Although successive Irish governments have repeatedly signed up to and supported a Just Transition, there has been a failure to date to reflect this commitment in policy and in the official response across affected communities, writes the Irish Congress of Trade Unions’ Macdara Doyle.
Ireland signed the 2015 Paris Agreement – which spoke of ‘the imperative of a Just Transition’ – and more recently we attached our name to the Just Transition Pledge that emerged from COP26.
As a member of the International Labour Organisation (ILO) since 1923, Ireland is also party to the crucial guidelines drawn up by that body on the implementation of a just transition.
As a global, tripartite body comprised of trade unions, employers and national governments, guidelines that emerge from the ILO tend to reflect a significant degree of international consensus. The United Nations has called for all countries to embrace the ILO guidelines “as the minimum standard to ensure progress and decent work for all”.
This global framework embodies a number of key components, with respect to the transition process, social dialogue, the creation of decent work, access to appropriate skills training, timely and proactive interventions in regions or industries, enhanced social protection for worker, and communities impacted by the low carbon transition.
The newly formed Just Transition Alliance is now seeking to ensure that official commitments match policy and practice, in communities across the country. Founding members of the Alliance include; Irish Congress of Trade Unions, SIPTU, Fórsa, Friends of the Earth, Stop Climate Chaos, and TASC.

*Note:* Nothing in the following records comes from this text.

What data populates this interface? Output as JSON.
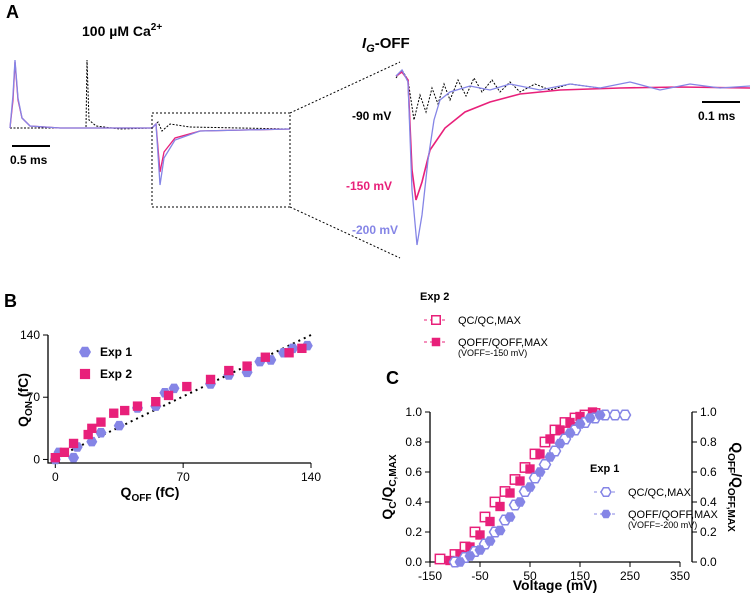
{
  "panel_a": {
    "letter": "A",
    "ca_label": "100 µM Ca",
    "ca_sup": "2+",
    "ig_i": "I",
    "ig_sub": "G",
    "ig_rest": "-OFF",
    "scale_left": "0.5 ms",
    "scale_right": "0.1 ms",
    "trace_labels": [
      "-90 mV",
      "-150 mV",
      "-200 mV"
    ]
  },
  "chart_data": [
    {
      "type": "scatter",
      "letter": "B",
      "xlabel": [
        "Q",
        "OFF",
        " (fC)"
      ],
      "ylabel": [
        "Q",
        "ON",
        " (fC)"
      ],
      "xlim": [
        -4,
        140
      ],
      "ylim": [
        -4,
        140
      ],
      "xticks": [
        0,
        70,
        140
      ],
      "yticks": [
        0,
        70,
        140
      ],
      "series": [
        {
          "name": "Exp 1",
          "color": "#8585e6",
          "marker": "hexagon",
          "filled": true,
          "x": [
            0,
            2,
            10,
            12,
            20,
            25,
            35,
            45,
            55,
            60,
            65,
            85,
            95,
            105,
            112,
            118,
            125,
            130,
            138
          ],
          "values": [
            0,
            8,
            2,
            14,
            20,
            30,
            38,
            58,
            60,
            75,
            80,
            85,
            95,
            98,
            110,
            112,
            120,
            125,
            128
          ]
        },
        {
          "name": "Exp 2",
          "color": "#e8207a",
          "marker": "square",
          "filled": true,
          "x": [
            0,
            5,
            10,
            18,
            20,
            25,
            32,
            38,
            45,
            55,
            62,
            72,
            85,
            95,
            105,
            115,
            128,
            135
          ],
          "values": [
            2,
            8,
            18,
            28,
            35,
            42,
            52,
            55,
            60,
            65,
            72,
            82,
            90,
            100,
            105,
            115,
            120,
            125
          ]
        }
      ]
    },
    {
      "type": "scatter",
      "letter": "C",
      "xlabel": "Voltage (mV)",
      "ylabel": [
        "Q",
        "C",
        "/Q",
        "C,MAX"
      ],
      "y2label": [
        "Q",
        "OFF",
        "/Q",
        "OFF,MAX"
      ],
      "xlim": [
        -150,
        350
      ],
      "ylim": [
        0,
        1
      ],
      "y2lim": [
        0,
        1
      ],
      "xticks": [
        -150,
        -50,
        50,
        150,
        250,
        350
      ],
      "yticks": [
        {
          "value": 0,
          "label": "0.0"
        },
        0.2,
        0.4,
        0.6,
        0.8,
        {
          "value": 1,
          "label": "1.0"
        }
      ],
      "y2ticks": [
        {
          "value": 0,
          "label": "0.0"
        },
        0.2,
        0.4,
        0.6,
        0.8,
        {
          "value": 1,
          "label": "1.0"
        }
      ],
      "groups": [
        "Exp 2",
        "Exp 1"
      ],
      "notes": [
        "(VOFF=-150 mV)",
        "(VOFF=-200 mV)"
      ],
      "series": [
        {
          "name": "QC/QC,MAX",
          "color": "#e8207a",
          "marker": "square",
          "filled": false,
          "x": [
            -130,
            -100,
            -80,
            -60,
            -40,
            -20,
            0,
            20,
            40,
            60,
            80,
            100,
            120,
            140,
            160,
            180
          ],
          "values": [
            0.02,
            0.05,
            0.1,
            0.2,
            0.3,
            0.4,
            0.47,
            0.55,
            0.63,
            0.72,
            0.8,
            0.88,
            0.93,
            0.96,
            0.98,
            0.99
          ]
        },
        {
          "name": "QOFF/QOFF,MAX",
          "color": "#e8207a",
          "marker": "square",
          "filled": true,
          "x": [
            -110,
            -90,
            -70,
            -50,
            -30,
            -10,
            10,
            30,
            50,
            70,
            90,
            110,
            130,
            150,
            175
          ],
          "values": [
            0.01,
            0.05,
            0.1,
            0.18,
            0.27,
            0.37,
            0.46,
            0.54,
            0.62,
            0.72,
            0.82,
            0.88,
            0.93,
            0.97,
            1.0
          ]
        },
        {
          "name": "QC/QC,MAX",
          "color": "#8585e6",
          "marker": "hexagon",
          "filled": false,
          "x": [
            -100,
            -80,
            -60,
            -40,
            -20,
            0,
            20,
            40,
            60,
            80,
            100,
            120,
            140,
            160,
            180,
            200,
            220,
            240
          ],
          "values": [
            0.0,
            0.03,
            0.07,
            0.12,
            0.2,
            0.28,
            0.38,
            0.47,
            0.56,
            0.65,
            0.74,
            0.82,
            0.88,
            0.93,
            0.96,
            0.98,
            0.98,
            0.98
          ]
        },
        {
          "name": "QOFF/QOFF,MAX",
          "color": "#8585e6",
          "marker": "hexagon",
          "filled": true,
          "x": [
            -90,
            -70,
            -50,
            -30,
            -10,
            10,
            30,
            50,
            70,
            90,
            110,
            130,
            150,
            170,
            190
          ],
          "values": [
            0.0,
            0.04,
            0.08,
            0.14,
            0.21,
            0.3,
            0.4,
            0.5,
            0.6,
            0.7,
            0.79,
            0.86,
            0.92,
            0.96,
            0.98
          ]
        }
      ]
    }
  ]
}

We need a just transition to protect and create jobs, reduce emissions, enhance living standards, safeguard and restore biodiversity, and generate new opportunities to help build sustainable, resilient communities across the country.

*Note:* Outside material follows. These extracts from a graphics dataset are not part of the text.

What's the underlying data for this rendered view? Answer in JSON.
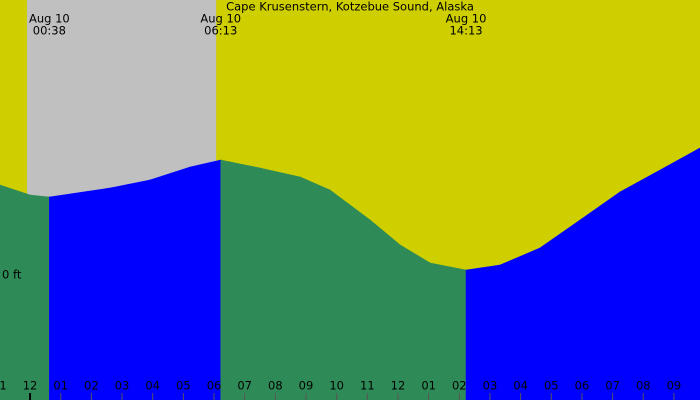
{
  "chart_data": {
    "type": "tide",
    "title": "Cape Krusenstern, Kotzebue Sound, Alaska",
    "x": [
      -0.98,
      0,
      0.63,
      2.61,
      3.91,
      5.22,
      6.22,
      7.5,
      8.81,
      9.78,
      11.09,
      12.07,
      13.05,
      14.22,
      15.33,
      16.63,
      17.94,
      19.24,
      20.55,
      21.85
    ],
    "values": [
      0.9,
      0.8,
      0.78,
      0.87,
      0.95,
      1.08,
      1.15,
      1.07,
      0.98,
      0.85,
      0.55,
      0.3,
      0.12,
      0.05,
      0.1,
      0.27,
      0.55,
      0.83,
      1.05,
      1.27
    ],
    "xlim": [
      -0.98,
      21.85
    ],
    "ylim": [
      -1.25,
      2.75
    ],
    "yticks": [
      {
        "value": 0,
        "label": "0 ft"
      }
    ],
    "xticks": [
      {
        "value": -1,
        "label": "11"
      },
      {
        "value": 0,
        "label": "12"
      },
      {
        "value": 1,
        "label": "01"
      },
      {
        "value": 2,
        "label": "02"
      },
      {
        "value": 3,
        "label": "03"
      },
      {
        "value": 4,
        "label": "04"
      },
      {
        "value": 5,
        "label": "05"
      },
      {
        "value": 6,
        "label": "06"
      },
      {
        "value": 7,
        "label": "07"
      },
      {
        "value": 8,
        "label": "08"
      },
      {
        "value": 9,
        "label": "09"
      },
      10,
      11,
      {
        "value": 12,
        "label": "12"
      },
      {
        "value": 13,
        "label": "01"
      },
      {
        "value": 14,
        "label": "02"
      },
      {
        "value": 15,
        "label": "03"
      },
      {
        "value": 16,
        "label": "04"
      },
      {
        "value": 17,
        "label": "05"
      },
      {
        "value": 18,
        "label": "06"
      },
      {
        "value": 19,
        "label": "07"
      },
      {
        "value": 20,
        "label": "08"
      },
      {
        "value": 21,
        "label": "09"
      }
    ],
    "night": [
      -0.1,
      6.07
    ],
    "annotations": [
      {
        "x": 0.63,
        "date": "Aug 10",
        "time": "00:38"
      },
      {
        "x": 6.22,
        "date": "Aug 10",
        "time": "06:13"
      },
      {
        "x": 14.22,
        "date": "Aug 10",
        "time": "14:13"
      }
    ],
    "colors": {
      "day": "#cfcf00",
      "night": "#c0c0c0",
      "rising": "#0000ff",
      "falling": "#2e8b57"
    }
  }
}
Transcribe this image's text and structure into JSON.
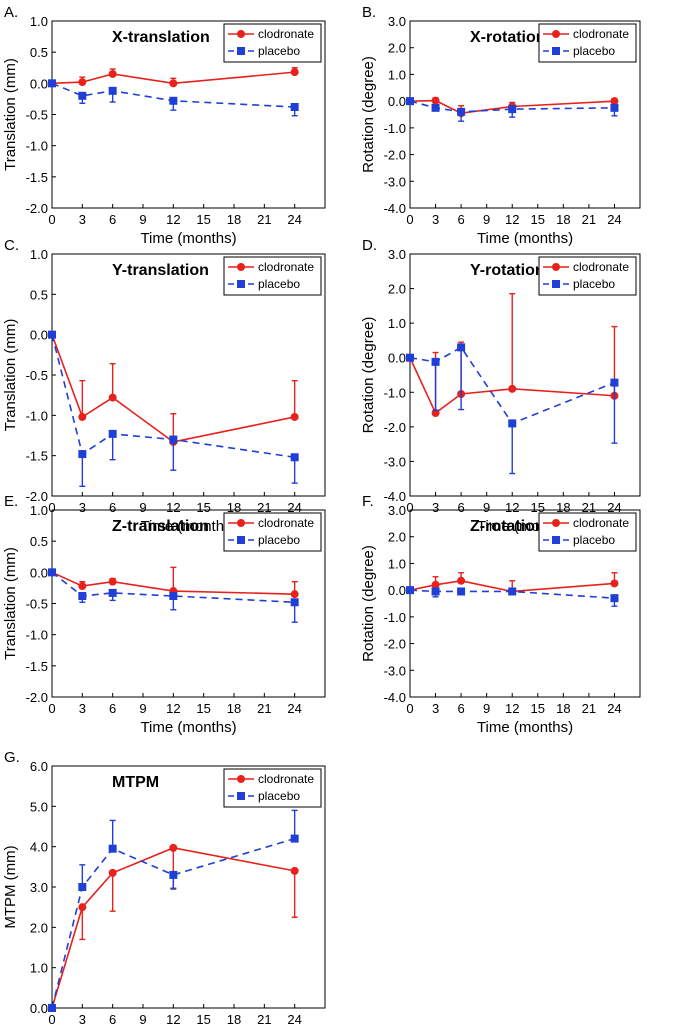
{
  "colors": {
    "clodronate": "#e8211c",
    "placebo": "#1f3fd6",
    "axis": "#000000"
  },
  "chart_data": [
    {
      "type": "line",
      "panel_label": "A.",
      "title": "X-translation",
      "xlabel": "Time (months)",
      "ylabel": "Translation (mm)",
      "xlim": [
        0,
        27
      ],
      "ylim": [
        -2.0,
        1.0
      ],
      "xticks": [
        "0",
        "3",
        "6",
        "9",
        "12",
        "15",
        "18",
        "21",
        "24"
      ],
      "yticks": [
        "-2.0",
        "-1.5",
        "-1.0",
        "-0.5",
        "0.0",
        "0.5",
        "1.0"
      ],
      "legend": "top-right",
      "x": [
        0,
        3,
        6,
        12,
        24
      ],
      "series": [
        {
          "name": "clodronate",
          "values": [
            0,
            0.02,
            0.15,
            0.0,
            0.18
          ],
          "err_plus": [
            0,
            0.08,
            0.08,
            0.08,
            0.07
          ],
          "err_minus": [
            0,
            0,
            0,
            0,
            0
          ]
        },
        {
          "name": "placebo",
          "values": [
            0,
            -0.2,
            -0.12,
            -0.28,
            -0.38
          ],
          "err_plus": [
            0,
            0,
            0,
            0,
            0
          ],
          "err_minus": [
            0,
            0.12,
            0.18,
            0.15,
            0.14
          ]
        }
      ]
    },
    {
      "type": "line",
      "panel_label": "B.",
      "title": "X-rotation",
      "xlabel": "Time (months)",
      "ylabel": "Rotation (degree)",
      "xlim": [
        0,
        27
      ],
      "ylim": [
        -4.0,
        3.0
      ],
      "xticks": [
        "0",
        "3",
        "6",
        "9",
        "12",
        "15",
        "18",
        "21",
        "24"
      ],
      "yticks": [
        "-4.0",
        "-3.0",
        "-2.0",
        "-1.0",
        "0.0",
        "1.0",
        "2.0",
        "3.0"
      ],
      "legend": "top-right",
      "x": [
        0,
        3,
        6,
        12,
        24
      ],
      "series": [
        {
          "name": "clodronate",
          "values": [
            0,
            0.02,
            -0.45,
            -0.2,
            0.0
          ],
          "err_plus": [
            0,
            0.1,
            0.28,
            0.15,
            0.1
          ],
          "err_minus": [
            0,
            0,
            0,
            0,
            0
          ]
        },
        {
          "name": "placebo",
          "values": [
            0,
            -0.25,
            -0.4,
            -0.3,
            -0.25
          ],
          "err_plus": [
            0,
            0,
            0,
            0,
            0
          ],
          "err_minus": [
            0,
            0.08,
            0.35,
            0.3,
            0.3
          ]
        }
      ]
    },
    {
      "type": "line",
      "panel_label": "C.",
      "title": "Y-translation",
      "xlabel": "Time (months)",
      "ylabel": "Translation (mm)",
      "xlim": [
        0,
        27
      ],
      "ylim": [
        -2.0,
        1.0
      ],
      "xticks": [
        "0",
        "3",
        "6",
        "9",
        "12",
        "15",
        "18",
        "21",
        "24"
      ],
      "yticks": [
        "-2.0",
        "-1.5",
        "-1.0",
        "-0.5",
        "0.0",
        "0.5",
        "1.0"
      ],
      "legend": "top-right",
      "x": [
        0,
        3,
        6,
        12,
        24
      ],
      "series": [
        {
          "name": "clodronate",
          "values": [
            0,
            -1.02,
            -0.78,
            -1.33,
            -1.02
          ],
          "err_plus": [
            0,
            0.45,
            0.42,
            0.35,
            0.45
          ],
          "err_minus": [
            0,
            0,
            0,
            0,
            0
          ]
        },
        {
          "name": "placebo",
          "values": [
            0,
            -1.48,
            -1.23,
            -1.3,
            -1.52
          ],
          "err_plus": [
            0,
            0,
            0,
            0,
            0
          ],
          "err_minus": [
            0,
            0.4,
            0.32,
            0.38,
            0.32
          ]
        }
      ]
    },
    {
      "type": "line",
      "panel_label": "D.",
      "title": "Y-rotation",
      "xlabel": "Time (months)",
      "ylabel": "Rotation (degree)",
      "xlim": [
        0,
        27
      ],
      "ylim": [
        -4.0,
        3.0
      ],
      "xticks": [
        "0",
        "3",
        "6",
        "9",
        "12",
        "15",
        "18",
        "21",
        "24"
      ],
      "yticks": [
        "-4.0",
        "-3.0",
        "-2.0",
        "-1.0",
        "0.0",
        "1.0",
        "2.0",
        "3.0"
      ],
      "legend": "top-right",
      "x": [
        0,
        3,
        6,
        12,
        24
      ],
      "series": [
        {
          "name": "clodronate",
          "values": [
            0,
            -1.6,
            -1.05,
            -0.9,
            -1.1
          ],
          "err_plus": [
            0,
            1.75,
            1.5,
            2.75,
            2.0
          ],
          "err_minus": [
            0,
            0,
            0,
            0,
            0
          ]
        },
        {
          "name": "placebo",
          "values": [
            0,
            -0.12,
            0.3,
            -1.9,
            -0.72
          ],
          "err_plus": [
            0,
            0,
            0,
            0,
            0
          ],
          "err_minus": [
            0,
            1.4,
            1.8,
            1.45,
            1.75
          ]
        }
      ]
    },
    {
      "type": "line",
      "panel_label": "E.",
      "title": "Z-translation",
      "xlabel": "Time (months)",
      "ylabel": "Translation (mm)",
      "xlim": [
        0,
        27
      ],
      "ylim": [
        -2.0,
        1.0
      ],
      "xticks": [
        "0",
        "3",
        "6",
        "9",
        "12",
        "15",
        "18",
        "21",
        "24"
      ],
      "yticks": [
        "-2.0",
        "-1.5",
        "-1.0",
        "-0.5",
        "0.0",
        "0.5",
        "1.0"
      ],
      "legend": "top-right",
      "x": [
        0,
        3,
        6,
        12,
        24
      ],
      "series": [
        {
          "name": "clodronate",
          "values": [
            0,
            -0.22,
            -0.15,
            -0.3,
            -0.35
          ],
          "err_plus": [
            0,
            0.07,
            0.05,
            0.38,
            0.2
          ],
          "err_minus": [
            0,
            0,
            0,
            0,
            0
          ]
        },
        {
          "name": "placebo",
          "values": [
            0,
            -0.38,
            -0.33,
            -0.38,
            -0.48
          ],
          "err_plus": [
            0,
            0,
            0,
            0,
            0
          ],
          "err_minus": [
            0,
            0.1,
            0.12,
            0.22,
            0.32
          ]
        }
      ]
    },
    {
      "type": "line",
      "panel_label": "F.",
      "title": "Z-rotation",
      "xlabel": "Time (months)",
      "ylabel": "Rotation (degree)",
      "xlim": [
        0,
        27
      ],
      "ylim": [
        -4.0,
        3.0
      ],
      "xticks": [
        "0",
        "3",
        "6",
        "9",
        "12",
        "15",
        "18",
        "21",
        "24"
      ],
      "yticks": [
        "-4.0",
        "-3.0",
        "-2.0",
        "-1.0",
        "0.0",
        "1.0",
        "2.0",
        "3.0"
      ],
      "legend": "top-right",
      "x": [
        0,
        3,
        6,
        12,
        24
      ],
      "series": [
        {
          "name": "clodronate",
          "values": [
            0,
            0.2,
            0.35,
            -0.05,
            0.25
          ],
          "err_plus": [
            0,
            0.3,
            0.3,
            0.4,
            0.4
          ],
          "err_minus": [
            0,
            0,
            0,
            0,
            0
          ]
        },
        {
          "name": "placebo",
          "values": [
            0,
            -0.05,
            -0.05,
            -0.05,
            -0.3
          ],
          "err_plus": [
            0,
            0,
            0,
            0,
            0
          ],
          "err_minus": [
            0,
            0.2,
            0.1,
            0.1,
            0.3
          ]
        }
      ]
    },
    {
      "type": "line",
      "panel_label": "G.",
      "title": "MTPM",
      "xlabel": "Time (months)",
      "ylabel": "MTPM (mm)",
      "xlim": [
        0,
        27
      ],
      "ylim": [
        0.0,
        6.0
      ],
      "xticks": [
        "0",
        "3",
        "6",
        "9",
        "12",
        "15",
        "18",
        "21",
        "24"
      ],
      "yticks": [
        "0.0",
        "1.0",
        "2.0",
        "3.0",
        "4.0",
        "5.0",
        "6.0"
      ],
      "legend": "top-right",
      "x": [
        0,
        3,
        6,
        12,
        24
      ],
      "series": [
        {
          "name": "clodronate",
          "values": [
            0,
            2.5,
            3.35,
            3.97,
            3.4
          ],
          "err_plus": [
            0,
            0,
            0,
            0,
            0
          ],
          "err_minus": [
            0,
            0.8,
            0.95,
            1.0,
            1.15
          ]
        },
        {
          "name": "placebo",
          "values": [
            0,
            3.0,
            3.95,
            3.3,
            4.2
          ],
          "err_plus": [
            0,
            0.55,
            0.7,
            0,
            0.7
          ],
          "err_minus": [
            0,
            0,
            0,
            0.35,
            0
          ]
        }
      ]
    }
  ]
}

Job losses and lower living standards are not the automatic outcome of the zero-carbon transition. Rather, they result from bad planning and poor policy. The fastest, fairest, and most effective transition is one that is inclusive, protects workers and communities and delivers new opportunities for all.

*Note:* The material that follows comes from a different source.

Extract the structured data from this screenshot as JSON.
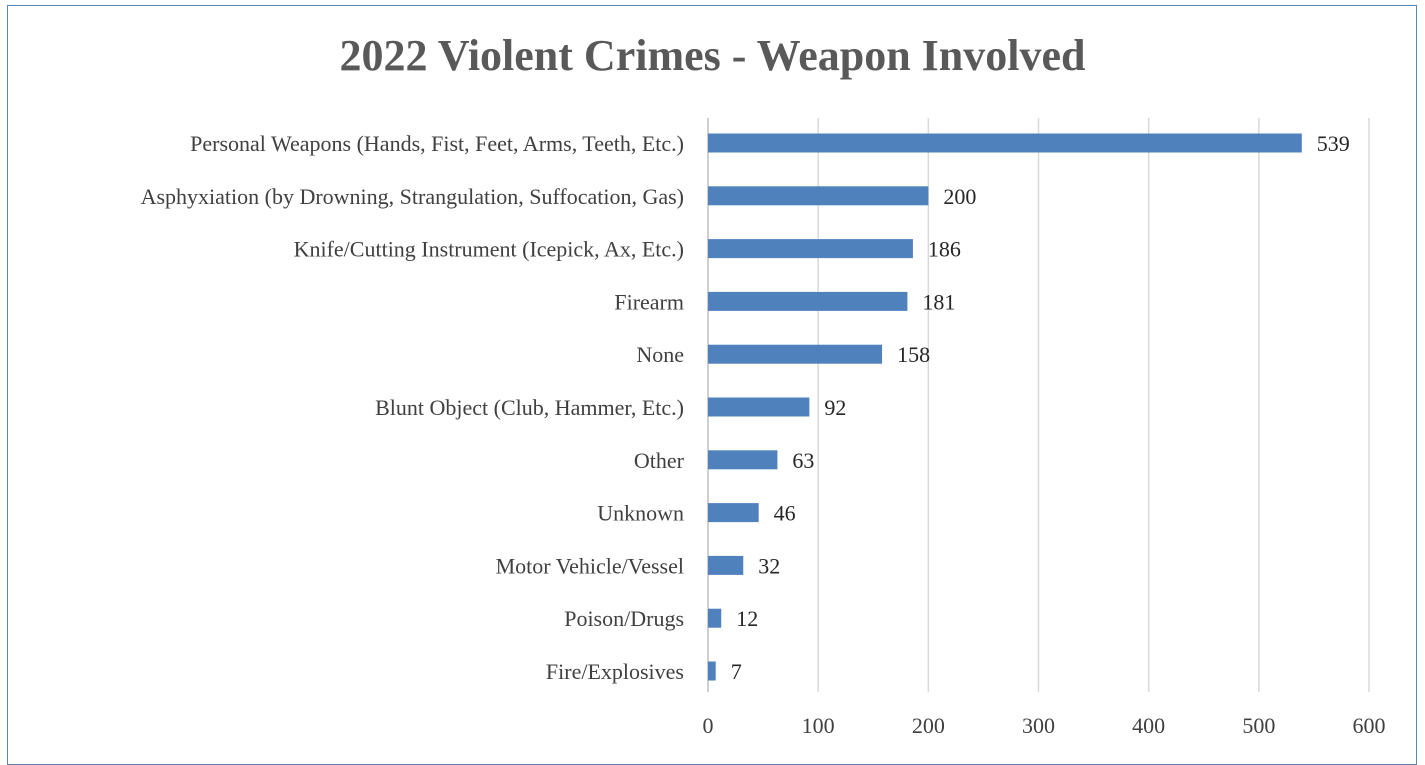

The concept of just transition emerged from within the global trade union movement and provides the most comprehensive framework to deliver the carbon transition. According to the International Trade Union Confederation (ITUC):
“A just transition secures the future and livelihoods of workers and their communities in the transition to a zero-carbon economy. It is based on social dialogue between workers and their unions, employers, government, and communities. A plan for just transition provides and guarantees better and decent jobs, social protection, more training opportunities, and greater job security for all workers affected by global warming and climate change policies.”
To date, the experience of the low carbon transition process in Ireland has been overwhelmingly negative.
While extraordinary sacrifices have been demanded of peat workers and Midlands communities, this has not been matched by the required supports from government or state agencies, in a manner consistent with just transition. This contrasts sharply with far more positive experience of transition for workers and communities in Spain, German, and Australia, for example.
Unless this is addressed the transition process risks becoming synonymous with job loss and lower living standards and will lead to an erosion of worker confidence and public support. To do so, policymakers must adopt the language and the substance of just transition.
The first step is to establish a National Just Transition Commission, based on social dialogue and comprised of representatives of government, trade unions, employers, affected communities and civil society. The Commission would be tasked with developing the national framework for just transition covering the entire economy, in line with the ILO guidelines.
While the Climate Action Plan commits to creating a commission, the schedule set out in the CAP means it would not happen until late 2023.
Ireland is already a just transition laggard and further delay will do irreparable damage to the process here. Scotland established a social dialogue-based Just Transition Commission in 2019. It delivered its blueprint in 2021 and Scotland now has a Minister for Just Transition, Employment and Fair Work charged with overseeing that plan. We’re still waiting.